Version 2.3
===========

-  fscrawler comes with new mapping for folders. The change is really
   tiny so you can skip this step if you wish. We basically removed
   ``name`` field in the folder mapping as it was unused.

-  The way FSCrawler computes now ``path.virtual`` for docs has changed.
   It now includes the filename. Instead of ``/path/to`` you will now
   get ``/path/to/file.txt``.

-  The way FSCrawler computes now ``virtual`` for folders is now
   consistent with what you can see for folders.

-  ``path.encoded`` in documents and ``encoded`` in folders have been
   removed as not needed by FSCrawler after all.

-  :ref:`ocr_integration` is now properly activated for PDF documents.
   This can be time, cpu and memory consuming though. You can disable
   explicitly it by setting ``fs.pdf_ocr`` to ``false``.

-  All dates are now indexed in elasticsearch in UTC instead of without
   any time zone. For example, we were indexing previously a date like
   ``2017-05-19T13:24:47.000``. Which was producing bad results when you
   were located in a time zone other than UTC. It’s now indexed as
   ``2017-05-19T13:24:47.000+0000``.

-  In order to be compatible with the coming 6.0 elasticsearch version,
   we need to get rid of types as only one type per index is still
   supported. Which means that we now create index named ``job_name``
   and ``job_name_folder`` instead of one index ``job_name`` with two
   types ``doc`` and ``folder``. If you are upgrading from FSCrawler
   2.2, it requires that you reindex your existing data either by
   deleting the old index and running again FSCrawler or by using the
   `reindex
   API <https://www.elastic.co/guide/en/elasticsearch/reference/current/docs-reindex.html>`__
   as follows:

::

   # Create folder index job_name_folder based on existing folder data
   POST _reindex
   {
     "source": {
       "index": "job_name",
       "type": "folder"
     },
     "dest": {
       "index": "job_name_folder"
     }
   }
   # Remove old folder data from job_name index
   POST job_name/folder/_delete_by_query
   {
     "query": {
       "match_all": {}
     }
   }

Note that you will need first to create the right settings and mappings
so you can then run the reindex job. You can do that by launching
``bin/fscrawler job_name --loop 0``.

Better, you can run ``bin/fscrawler job_name --upgrade`` and let
FSCrawler do all that for you. Note that this can take a loooong time.

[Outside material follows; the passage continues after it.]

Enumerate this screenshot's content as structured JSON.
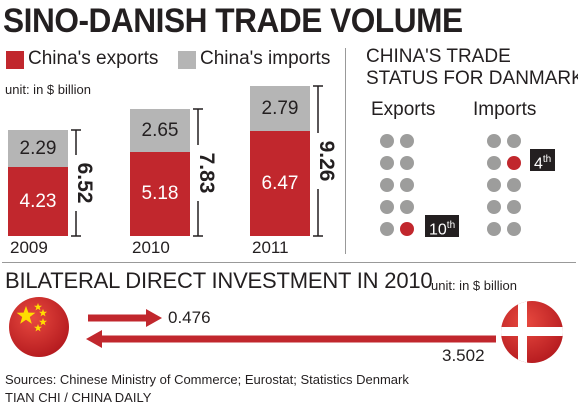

Also please be aware that some APIs used by the upgrade action are only
available from elasticsearch 2.3 (reindex) or elasticsearch 5.0 (delete
by query). If you are running an older version than 5.0 you need first
to upgrade elasticsearch.

This procedure only applies if you did not set previously
``elasticsearch.type`` setting (default value was ``doc``). If you did,
then you also need to reindex the existing documents to the default
``_doc`` type as per elasticsearch 6.x (or ``doc`` for 5.x series):

::

   # Copy old type doc to the default doc type
   POST _reindex
   {
     "source": {
       "index": "job_name",
       "type": "your_type_here"
     },
     "dest": {
       "index": "job_name",
       "type": "_doc"
     }
   }
   # Remove old type data from job_name index
   POST job_name/your_type_here/_delete_by_query
   {
     "query": {
       "match_all": {}
     }
   }

But note that this last step can take a very loooong time and will
generate a lot of IO on your disk. It might be easier in such case to
restart fscrawler from scratch.

-  As seen in the previous point, we now have 2 indices instead of a
   single one. Which means that ``elasticsearch.index`` setting has been
   split to ``elasticsearch.index`` and ``elasticsearch.index_folder``.
   By default, it’s set to the crawler name and the crawler name plus
   ``_folder``. Note that the ``upgrade`` feature performs that change
   for you.

-  fscrawler has removed now mapping files ``doc.json`` and
   ``folder.json``. Mapping for doc is merged within ``_settings.json``
   file and folder mapping is now part of ``_settings_folder.json``.
   Which means you can remove old files to avoid confusion. You can
   simply remove existing files in ``~/.fscrawler/_default`` before
   starting the new version so default files will be created again.